Produced by Hybrid and featuring the vocals from Perry Farrell, Judy Tzuke, John “Quiver” Graham and Kirsty Hawkshaw; guitars from Farrell cohort Peter DiStefano; and the 36-piece Seattle Session Orchestra conducted by Harry Gregson-Williams, I Choose Noise challenges accepted notions of dance music. If anything, the album distances Hybrid even further from their dance-music base, with some tracks only briefly alluding to groove and bpm. This is a concept album, from the ethereal opening track “Secret Circles” and the 007-meets-big-beat grandeur of “Dogstar” to the breakbeat-infused title track and blissed-out closer “Just for Today.”
SUPERSTRINGS, RADICAL REAKTIONS
Although the album was conceived at Hybrid's Electrotek Studios in the Welsh countryside in Swansea, between a bird preserve and a wooded valley, I Choose Noise was recorded at several locations: the Seattle Session Orchestra at Seattle's Bastyr University Chapel, the drums in Swansea and the vocals and guitars at Wavecrest in Venice Beach. Eighty percent of the album is composed of acoustic instruments recorded on site, then digitally warped/assembled at Electrotek.
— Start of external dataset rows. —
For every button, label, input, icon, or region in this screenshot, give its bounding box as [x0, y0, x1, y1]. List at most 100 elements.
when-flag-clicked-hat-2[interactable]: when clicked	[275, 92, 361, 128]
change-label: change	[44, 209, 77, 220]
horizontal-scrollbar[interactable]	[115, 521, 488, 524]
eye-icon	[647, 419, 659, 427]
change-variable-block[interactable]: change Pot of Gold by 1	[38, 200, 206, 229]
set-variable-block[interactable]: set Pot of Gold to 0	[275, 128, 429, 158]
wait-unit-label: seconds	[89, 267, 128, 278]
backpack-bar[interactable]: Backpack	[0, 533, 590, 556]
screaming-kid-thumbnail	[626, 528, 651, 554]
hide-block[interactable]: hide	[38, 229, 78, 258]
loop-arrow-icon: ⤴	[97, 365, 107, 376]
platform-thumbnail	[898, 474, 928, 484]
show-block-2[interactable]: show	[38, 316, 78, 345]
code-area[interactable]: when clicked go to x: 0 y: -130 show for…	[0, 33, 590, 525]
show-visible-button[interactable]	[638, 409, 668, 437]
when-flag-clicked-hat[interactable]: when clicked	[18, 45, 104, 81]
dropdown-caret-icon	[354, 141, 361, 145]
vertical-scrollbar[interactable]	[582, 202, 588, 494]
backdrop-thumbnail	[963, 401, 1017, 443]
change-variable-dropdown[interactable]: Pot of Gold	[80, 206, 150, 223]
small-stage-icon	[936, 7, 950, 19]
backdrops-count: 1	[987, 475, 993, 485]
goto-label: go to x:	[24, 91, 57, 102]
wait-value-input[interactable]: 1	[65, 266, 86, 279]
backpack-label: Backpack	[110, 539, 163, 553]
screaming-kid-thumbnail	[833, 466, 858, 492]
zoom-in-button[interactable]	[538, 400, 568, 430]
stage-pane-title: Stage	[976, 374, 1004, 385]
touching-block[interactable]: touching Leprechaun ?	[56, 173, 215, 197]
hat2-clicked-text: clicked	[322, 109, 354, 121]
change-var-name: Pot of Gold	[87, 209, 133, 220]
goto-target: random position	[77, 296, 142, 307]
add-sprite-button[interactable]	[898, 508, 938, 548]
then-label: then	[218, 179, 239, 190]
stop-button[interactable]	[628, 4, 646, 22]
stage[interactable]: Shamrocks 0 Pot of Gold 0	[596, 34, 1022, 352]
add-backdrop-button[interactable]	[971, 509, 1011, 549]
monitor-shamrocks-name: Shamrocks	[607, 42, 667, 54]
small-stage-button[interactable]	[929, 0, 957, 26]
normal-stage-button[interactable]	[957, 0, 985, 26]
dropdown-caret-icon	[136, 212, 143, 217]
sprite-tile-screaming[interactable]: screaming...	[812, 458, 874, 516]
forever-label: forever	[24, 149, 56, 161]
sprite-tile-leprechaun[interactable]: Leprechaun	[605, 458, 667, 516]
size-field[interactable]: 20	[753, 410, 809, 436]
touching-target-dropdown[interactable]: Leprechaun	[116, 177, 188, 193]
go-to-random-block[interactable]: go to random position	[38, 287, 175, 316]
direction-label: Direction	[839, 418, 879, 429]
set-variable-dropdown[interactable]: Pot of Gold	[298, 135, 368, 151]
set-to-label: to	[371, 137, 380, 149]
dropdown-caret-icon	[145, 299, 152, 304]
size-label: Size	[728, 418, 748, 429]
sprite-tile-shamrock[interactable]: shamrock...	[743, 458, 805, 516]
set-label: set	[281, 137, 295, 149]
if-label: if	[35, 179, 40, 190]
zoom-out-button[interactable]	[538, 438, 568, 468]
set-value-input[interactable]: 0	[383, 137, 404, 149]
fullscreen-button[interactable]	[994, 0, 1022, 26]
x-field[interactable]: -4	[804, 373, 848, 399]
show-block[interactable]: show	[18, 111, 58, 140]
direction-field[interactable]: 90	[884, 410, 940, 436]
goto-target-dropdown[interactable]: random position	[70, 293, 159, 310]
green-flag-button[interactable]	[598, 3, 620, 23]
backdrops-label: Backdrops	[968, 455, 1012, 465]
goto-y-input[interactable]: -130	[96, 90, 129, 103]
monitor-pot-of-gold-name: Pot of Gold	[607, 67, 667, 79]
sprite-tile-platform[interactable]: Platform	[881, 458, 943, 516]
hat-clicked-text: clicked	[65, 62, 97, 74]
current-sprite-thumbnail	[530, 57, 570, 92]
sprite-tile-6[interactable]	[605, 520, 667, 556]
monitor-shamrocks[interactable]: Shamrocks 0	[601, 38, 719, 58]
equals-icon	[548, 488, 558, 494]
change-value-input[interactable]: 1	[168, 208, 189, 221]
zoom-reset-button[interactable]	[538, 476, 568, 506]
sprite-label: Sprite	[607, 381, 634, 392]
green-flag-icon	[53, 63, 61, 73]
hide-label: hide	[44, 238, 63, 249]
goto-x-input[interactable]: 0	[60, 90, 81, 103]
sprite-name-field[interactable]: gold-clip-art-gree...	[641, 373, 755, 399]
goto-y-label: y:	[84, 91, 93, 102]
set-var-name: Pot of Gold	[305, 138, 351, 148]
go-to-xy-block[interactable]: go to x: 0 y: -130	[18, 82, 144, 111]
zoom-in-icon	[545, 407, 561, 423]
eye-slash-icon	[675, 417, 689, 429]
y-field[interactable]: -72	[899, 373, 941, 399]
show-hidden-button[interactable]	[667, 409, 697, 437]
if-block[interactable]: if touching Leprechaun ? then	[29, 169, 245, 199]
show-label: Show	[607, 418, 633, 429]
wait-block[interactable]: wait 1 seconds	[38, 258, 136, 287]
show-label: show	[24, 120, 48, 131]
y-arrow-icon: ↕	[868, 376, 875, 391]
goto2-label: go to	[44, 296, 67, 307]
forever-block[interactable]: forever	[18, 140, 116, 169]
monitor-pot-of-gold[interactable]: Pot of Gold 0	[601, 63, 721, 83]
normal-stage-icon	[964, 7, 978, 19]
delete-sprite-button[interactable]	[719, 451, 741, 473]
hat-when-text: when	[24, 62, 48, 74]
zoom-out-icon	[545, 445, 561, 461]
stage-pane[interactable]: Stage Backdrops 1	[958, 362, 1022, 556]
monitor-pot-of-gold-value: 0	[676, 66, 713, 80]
Reaktor ruled in “making new noises.”
“There is never a moment when one computer doesn't have Reaktor running,” Truman says. “Reaktor is designed so you can add your own unusual presets, programs and ideas. It is a very open architecture for anything from synths to granular synthesis, sample transforming, beat slicing — it is a one-stop shop. A lot of the presets that people make for the community you can download on the Native Instruments Website. Some of it is genius; it may do only one thing well, but it might do that incredibly well.”
Other working tools came into play when developing string arrangements. Hybrid handed conducting/scoring duties off to Harry Gregson-Williams, but it all began at Electrotek.
“We use libraries of sample strings, the Vienna Symphonic Library and SONiVOX MI's Sonicimplants Symphonic,” Truman says. “We use those for mapping out a basic idea, then we might sample textures from other contemporary works, then we take what we've written and all the samples, and a friend orchestrates it. Then the synth strings and samples are deleted or muted, and we record the live strings [in all of three hours for I Choose Noise]. Then we return to Swansea and put the strings in the mix. The original mix doesn't sound that impressive, but once you put the real strings on it, it all comes to life.”